College of Pharmacy
“Never give up.”
Zheng graduated from Peking University in 2012 with a M.S. in Pharmaceutics and gained experience in formulation and drug delivery. Currently she is a fourth year graduate student in the Van Lanen lab at University of Kentucky. Her thesis project focuses on elucidating the biosynthetic mechanism of the nucleoside antibiotic muraymycin.
THE BIOSYNTHETIC MECHANISM OF THE ANTIBIOTIC MURAYMYCIN
BACKGROUND: Muraymycin is a lipopeptidyl nucleoside antibiotic produced by Streptomyces sp. NRRL30471. Muraymycin exhibits remarkable antibiotic activity against gram-positive and gram-negative bacteria by inhibiting MraY translocase, an essential enzyme involved in the biosynthesis of peptidoglycan cell walls. Similar to several members of this antibiotic family that includes A-90289 and muraminomicin, the structure of muraymycin consists of a disaccharide comprised of two modified ribofuranose units linked by an O-β (1 → 5) glycosidic bond; however, muraymycin holds the distinction in that one ribose is alkylated to be a 2-OMe sugar. Prior work has identified the gene cluster involved in the biosynthesis of muraymycin. However, the enzymatic mechanism of the muraymycin scaffold assembly has not been elucidated.
OBJECTIVES: Our long-term research goal is to delineate the biosynthetic pathway of muraymycin in order to develop analogues through chemoenzymatic synthesis and mutasynthesis. Our current goal is to study the function of enzymes for the biosynthesis of muraymycin disaccharide scaffold.
METHODS: To interrogate the enzyme mechanism of the biosynthesis of disaccharide scaffold of muraymycin, six enzymes were cloned and expressed in Escherichia coli BL21 (DE3) or Streptomyces lividans TK24. Activity tests were performed, and HPLC analysis and LC-MS analysis were utilized to identify the product(s).

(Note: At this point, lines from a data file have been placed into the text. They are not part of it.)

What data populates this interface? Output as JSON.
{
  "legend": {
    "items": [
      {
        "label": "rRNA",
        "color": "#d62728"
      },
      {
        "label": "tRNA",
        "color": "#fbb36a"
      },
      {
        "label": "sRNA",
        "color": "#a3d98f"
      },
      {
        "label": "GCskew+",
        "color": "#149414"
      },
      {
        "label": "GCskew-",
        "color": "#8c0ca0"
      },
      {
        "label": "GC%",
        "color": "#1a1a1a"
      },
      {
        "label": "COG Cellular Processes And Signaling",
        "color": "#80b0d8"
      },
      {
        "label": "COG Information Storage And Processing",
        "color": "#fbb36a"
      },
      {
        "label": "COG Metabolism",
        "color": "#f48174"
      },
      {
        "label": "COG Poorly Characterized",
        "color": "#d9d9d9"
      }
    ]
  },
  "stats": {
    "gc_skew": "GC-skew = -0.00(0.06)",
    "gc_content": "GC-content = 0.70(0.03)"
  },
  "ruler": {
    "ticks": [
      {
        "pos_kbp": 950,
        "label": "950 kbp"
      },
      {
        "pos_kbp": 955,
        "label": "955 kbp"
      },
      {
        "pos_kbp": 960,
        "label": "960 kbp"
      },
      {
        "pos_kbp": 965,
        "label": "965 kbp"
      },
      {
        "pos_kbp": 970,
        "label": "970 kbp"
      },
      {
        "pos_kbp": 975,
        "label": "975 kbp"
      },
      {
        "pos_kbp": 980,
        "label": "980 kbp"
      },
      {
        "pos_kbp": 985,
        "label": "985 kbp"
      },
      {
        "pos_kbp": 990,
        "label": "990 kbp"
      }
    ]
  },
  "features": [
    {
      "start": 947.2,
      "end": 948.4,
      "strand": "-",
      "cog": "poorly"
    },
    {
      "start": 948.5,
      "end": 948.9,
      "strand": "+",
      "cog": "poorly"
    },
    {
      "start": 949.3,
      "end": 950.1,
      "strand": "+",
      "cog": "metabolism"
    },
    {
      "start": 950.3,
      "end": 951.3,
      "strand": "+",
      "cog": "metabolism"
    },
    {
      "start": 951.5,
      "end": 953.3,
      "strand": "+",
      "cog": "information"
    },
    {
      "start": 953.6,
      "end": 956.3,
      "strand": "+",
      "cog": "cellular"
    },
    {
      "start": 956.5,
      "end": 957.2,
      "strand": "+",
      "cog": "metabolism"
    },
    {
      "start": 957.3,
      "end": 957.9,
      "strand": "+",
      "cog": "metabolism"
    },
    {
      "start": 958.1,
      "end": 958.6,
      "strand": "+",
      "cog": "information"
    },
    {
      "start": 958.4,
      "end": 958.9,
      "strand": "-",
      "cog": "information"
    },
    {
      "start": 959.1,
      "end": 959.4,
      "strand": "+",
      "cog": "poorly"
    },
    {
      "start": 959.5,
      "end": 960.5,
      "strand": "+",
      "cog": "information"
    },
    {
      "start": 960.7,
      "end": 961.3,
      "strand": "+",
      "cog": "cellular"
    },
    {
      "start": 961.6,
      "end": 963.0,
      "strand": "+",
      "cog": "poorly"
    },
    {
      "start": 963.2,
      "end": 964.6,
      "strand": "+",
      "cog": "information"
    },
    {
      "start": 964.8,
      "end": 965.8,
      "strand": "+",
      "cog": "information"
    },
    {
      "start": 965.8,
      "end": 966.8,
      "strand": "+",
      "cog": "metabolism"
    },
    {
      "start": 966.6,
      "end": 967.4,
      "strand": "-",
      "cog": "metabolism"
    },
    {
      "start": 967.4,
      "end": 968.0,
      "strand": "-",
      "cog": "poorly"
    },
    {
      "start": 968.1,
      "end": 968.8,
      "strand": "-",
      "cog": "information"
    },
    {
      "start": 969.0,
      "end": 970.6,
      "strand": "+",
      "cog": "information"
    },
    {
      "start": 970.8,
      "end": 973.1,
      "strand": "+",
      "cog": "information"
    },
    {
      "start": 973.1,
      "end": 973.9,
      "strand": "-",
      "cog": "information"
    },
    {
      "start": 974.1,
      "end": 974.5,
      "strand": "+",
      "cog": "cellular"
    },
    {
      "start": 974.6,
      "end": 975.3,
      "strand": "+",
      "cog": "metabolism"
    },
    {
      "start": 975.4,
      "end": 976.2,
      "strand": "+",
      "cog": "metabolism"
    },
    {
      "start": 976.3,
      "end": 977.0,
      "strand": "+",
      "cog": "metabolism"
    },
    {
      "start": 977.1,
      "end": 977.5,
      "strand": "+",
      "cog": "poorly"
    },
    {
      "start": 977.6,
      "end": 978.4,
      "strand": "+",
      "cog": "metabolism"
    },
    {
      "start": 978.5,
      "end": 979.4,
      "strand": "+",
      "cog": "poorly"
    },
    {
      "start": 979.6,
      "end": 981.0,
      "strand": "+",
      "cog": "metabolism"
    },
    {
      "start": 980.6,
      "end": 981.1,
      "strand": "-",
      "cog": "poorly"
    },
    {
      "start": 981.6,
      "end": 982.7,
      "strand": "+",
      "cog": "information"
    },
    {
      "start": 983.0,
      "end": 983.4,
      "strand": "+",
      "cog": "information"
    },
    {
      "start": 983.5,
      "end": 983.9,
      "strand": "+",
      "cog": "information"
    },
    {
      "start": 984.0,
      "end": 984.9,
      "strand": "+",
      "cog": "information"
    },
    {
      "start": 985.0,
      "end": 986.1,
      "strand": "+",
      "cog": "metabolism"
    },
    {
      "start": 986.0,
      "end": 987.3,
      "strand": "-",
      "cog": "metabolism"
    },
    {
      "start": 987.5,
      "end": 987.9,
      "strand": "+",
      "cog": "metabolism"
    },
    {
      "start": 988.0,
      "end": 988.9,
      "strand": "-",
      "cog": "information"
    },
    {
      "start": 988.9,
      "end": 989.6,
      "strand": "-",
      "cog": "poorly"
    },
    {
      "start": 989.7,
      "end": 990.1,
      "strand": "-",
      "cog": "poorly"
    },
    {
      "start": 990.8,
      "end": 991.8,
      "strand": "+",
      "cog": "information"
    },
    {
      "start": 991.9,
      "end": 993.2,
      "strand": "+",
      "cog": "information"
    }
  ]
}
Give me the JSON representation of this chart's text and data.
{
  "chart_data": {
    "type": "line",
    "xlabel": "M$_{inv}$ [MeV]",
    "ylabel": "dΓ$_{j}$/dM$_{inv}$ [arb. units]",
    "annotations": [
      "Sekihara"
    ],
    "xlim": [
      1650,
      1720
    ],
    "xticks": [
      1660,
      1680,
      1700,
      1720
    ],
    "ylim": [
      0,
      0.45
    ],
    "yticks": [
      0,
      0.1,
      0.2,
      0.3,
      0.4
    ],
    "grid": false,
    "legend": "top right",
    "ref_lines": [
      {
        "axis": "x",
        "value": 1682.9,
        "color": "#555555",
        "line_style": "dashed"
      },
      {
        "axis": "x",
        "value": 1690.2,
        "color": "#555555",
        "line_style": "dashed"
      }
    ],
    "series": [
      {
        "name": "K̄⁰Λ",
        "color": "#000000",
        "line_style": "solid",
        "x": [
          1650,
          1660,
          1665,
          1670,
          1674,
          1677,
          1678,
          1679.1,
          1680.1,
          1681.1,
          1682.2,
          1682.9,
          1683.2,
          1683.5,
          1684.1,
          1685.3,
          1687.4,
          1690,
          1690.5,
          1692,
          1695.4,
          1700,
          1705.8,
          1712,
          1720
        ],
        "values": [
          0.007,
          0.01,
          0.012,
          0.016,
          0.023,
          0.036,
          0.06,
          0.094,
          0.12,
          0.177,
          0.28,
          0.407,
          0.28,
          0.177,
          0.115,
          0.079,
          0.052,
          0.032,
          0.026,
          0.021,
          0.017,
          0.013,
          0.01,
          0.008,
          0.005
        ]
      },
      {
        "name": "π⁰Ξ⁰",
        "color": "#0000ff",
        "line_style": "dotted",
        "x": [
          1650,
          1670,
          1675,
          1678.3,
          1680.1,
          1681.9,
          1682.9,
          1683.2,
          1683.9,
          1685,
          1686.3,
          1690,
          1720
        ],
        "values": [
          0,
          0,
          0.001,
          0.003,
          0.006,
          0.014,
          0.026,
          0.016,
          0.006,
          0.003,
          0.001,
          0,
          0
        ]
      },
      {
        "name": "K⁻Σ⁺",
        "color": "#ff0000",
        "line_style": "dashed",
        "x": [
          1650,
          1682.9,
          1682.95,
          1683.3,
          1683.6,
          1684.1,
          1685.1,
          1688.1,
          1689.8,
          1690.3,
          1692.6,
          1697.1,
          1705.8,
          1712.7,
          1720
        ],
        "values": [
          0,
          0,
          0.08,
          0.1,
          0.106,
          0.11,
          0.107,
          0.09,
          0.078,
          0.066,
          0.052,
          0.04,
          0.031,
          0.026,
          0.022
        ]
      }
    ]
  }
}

RESULTS: Six enzymes are now functionally assigned and characterized: Mur16, a non-heme, Fe(II)-dependent α-ketoglutarate: UMP dioxygenase; Mur17, an L-threonine: uridine-5’-aldehyde transaldolase; Mur20, an L-methionine:1-aminotransferase; Mur26, a low specificity pyrimidine nucleoside phosphorylase; Mur18, a primary amine-requiring nucleotidylyltransferase; Mur19, a 5-amino-5-deoxyribosyltransferase. A one pot enzyme reaction was utilized to produce two disaccharide analogs of muraymycin scaffold.